だが、皆を呼んで戻った後の善道は、打って変わったように明るい顔つきだった。
「すみません。私は……話の内容が聞こえてしまいました」
皆が帰った後、スルギはすまなそうに私に言った。そうだ。スルギは地獄耳だった。だが、何も困らないが。
「聞かなかったふりをしておいてくれれば、それで良い」
翌日、私は漢城府判尹・洪仁謙と二人きりで面会した。
「息子から事情は聞いておるか?」
「はっ、おおよその所は」
「漢城府勤めが長いそちなら、その賊の人となりや素性も存じて居るのか?」
「細かな所まではわかりませんが……」
男、善道と貴人の実の父親であるらしき賊だが、その男はどこかの百姓の妻が、旅の士大夫に凌辱されて生まれたものらしい。恥ずべき事にこの国には、身分の低い者の意志も道徳も婦道も踏みにじっても、意に介さない者が多すぎる。その男は体の炎のような痣の故か、気性が激しく、すぐに悪の道に染まり、若いうちから賊の頭になったようだ。
「一度捉え、獄につなぎましたが、放火され、逃げられました」
獄につないでいる間、責め立てたが、むしろどこそこの奥方を手籠めにしただの、孕ませたのと、自慢げであったという。

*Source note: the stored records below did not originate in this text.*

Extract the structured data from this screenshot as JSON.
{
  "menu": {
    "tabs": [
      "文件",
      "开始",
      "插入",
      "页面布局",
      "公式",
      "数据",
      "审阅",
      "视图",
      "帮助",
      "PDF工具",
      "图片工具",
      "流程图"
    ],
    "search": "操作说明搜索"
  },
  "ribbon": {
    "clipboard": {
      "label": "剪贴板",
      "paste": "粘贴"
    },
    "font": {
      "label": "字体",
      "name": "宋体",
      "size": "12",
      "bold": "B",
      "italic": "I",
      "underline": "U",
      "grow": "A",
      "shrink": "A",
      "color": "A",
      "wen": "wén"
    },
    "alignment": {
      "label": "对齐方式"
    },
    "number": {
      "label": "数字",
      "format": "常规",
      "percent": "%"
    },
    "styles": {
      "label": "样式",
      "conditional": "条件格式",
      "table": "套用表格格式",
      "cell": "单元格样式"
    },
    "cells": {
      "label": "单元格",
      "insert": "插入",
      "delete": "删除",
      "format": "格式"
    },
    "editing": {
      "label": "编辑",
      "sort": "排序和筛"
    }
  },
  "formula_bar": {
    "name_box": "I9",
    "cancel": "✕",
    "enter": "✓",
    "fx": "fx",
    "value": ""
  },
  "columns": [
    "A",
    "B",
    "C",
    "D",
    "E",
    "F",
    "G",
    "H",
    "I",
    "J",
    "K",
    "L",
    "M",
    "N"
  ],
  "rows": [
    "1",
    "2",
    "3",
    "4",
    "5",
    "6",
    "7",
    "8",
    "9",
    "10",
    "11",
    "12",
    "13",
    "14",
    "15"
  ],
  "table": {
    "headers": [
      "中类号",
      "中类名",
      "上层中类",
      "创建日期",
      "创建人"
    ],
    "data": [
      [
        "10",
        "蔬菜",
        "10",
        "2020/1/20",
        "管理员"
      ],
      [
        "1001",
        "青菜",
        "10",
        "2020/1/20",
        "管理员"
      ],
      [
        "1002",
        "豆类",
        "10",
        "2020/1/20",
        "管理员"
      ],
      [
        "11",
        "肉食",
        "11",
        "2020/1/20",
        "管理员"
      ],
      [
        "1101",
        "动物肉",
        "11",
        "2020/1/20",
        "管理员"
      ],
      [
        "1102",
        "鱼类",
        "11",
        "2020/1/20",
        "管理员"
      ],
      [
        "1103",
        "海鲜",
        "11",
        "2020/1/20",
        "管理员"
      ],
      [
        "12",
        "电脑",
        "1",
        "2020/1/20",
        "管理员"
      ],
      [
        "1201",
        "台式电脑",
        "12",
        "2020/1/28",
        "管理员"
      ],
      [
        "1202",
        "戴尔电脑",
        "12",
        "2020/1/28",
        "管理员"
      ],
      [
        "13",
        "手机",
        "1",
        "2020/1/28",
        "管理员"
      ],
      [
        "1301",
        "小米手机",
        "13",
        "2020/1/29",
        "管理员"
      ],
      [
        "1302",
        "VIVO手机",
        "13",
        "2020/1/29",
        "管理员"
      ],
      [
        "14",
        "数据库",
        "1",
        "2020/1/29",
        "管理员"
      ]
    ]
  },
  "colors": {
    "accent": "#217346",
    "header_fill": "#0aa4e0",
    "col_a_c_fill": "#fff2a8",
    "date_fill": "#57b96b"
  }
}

「さよう、まだ若かった私自身が直接聞き取っただけでも、被害を受けた奥方は五十名を超えていたようです」
身分の恨みが強いらしく、凌辱するのは必ずその押し入った邸の正妻なのだという。
「善道の母は、先妻の従姉妹でございまして、幼いころから私を御兄様と呼び『大きくなったら御兄様のお嫁さんにしてください』と申しておりました。そのころは先妻が健在でしたから、無理だと申しますと『では、側女にしてください』と言われてしまいまして、困りました」
先の正妻が息を引き取る時の遺言と、洪判尹自身が憎からず思っていた事も有って、後妻に迎えたらしい。
「奴めは、そうした折を狙っておりましたのでしょう」
火賊が出たとの報に基づき、邸を空け捕縛に向かった所、新婚の若い妻がいる留守宅に押し入られたのだ。
「帰宅いたしますと、家じゅうが火の消えたようで、陰鬱な雰囲気でした。自害すると言う妻を、先妻の残した子供らが必死で押さえておりました」
それ以降、子供らは後妻を大切に扱い、後妻もそれによく応えた。使用人も皆、その夜の事は触れるものが居なかったと言う。
「日に日に大きくなる腹を見て、薬で流そうか私も妻も迷いましたが……決意が出来ませんで……生まれたのが善道でございます。顔を見ましたら、この子は血は繋がらずとも、息子だと思い定める事が出来ました」
「生まれてきた子に罪はございませんから」と晴れやかに言う洪判尹を見て、善道とは血の繋がりは無くとも、父子なのだと納得させられた。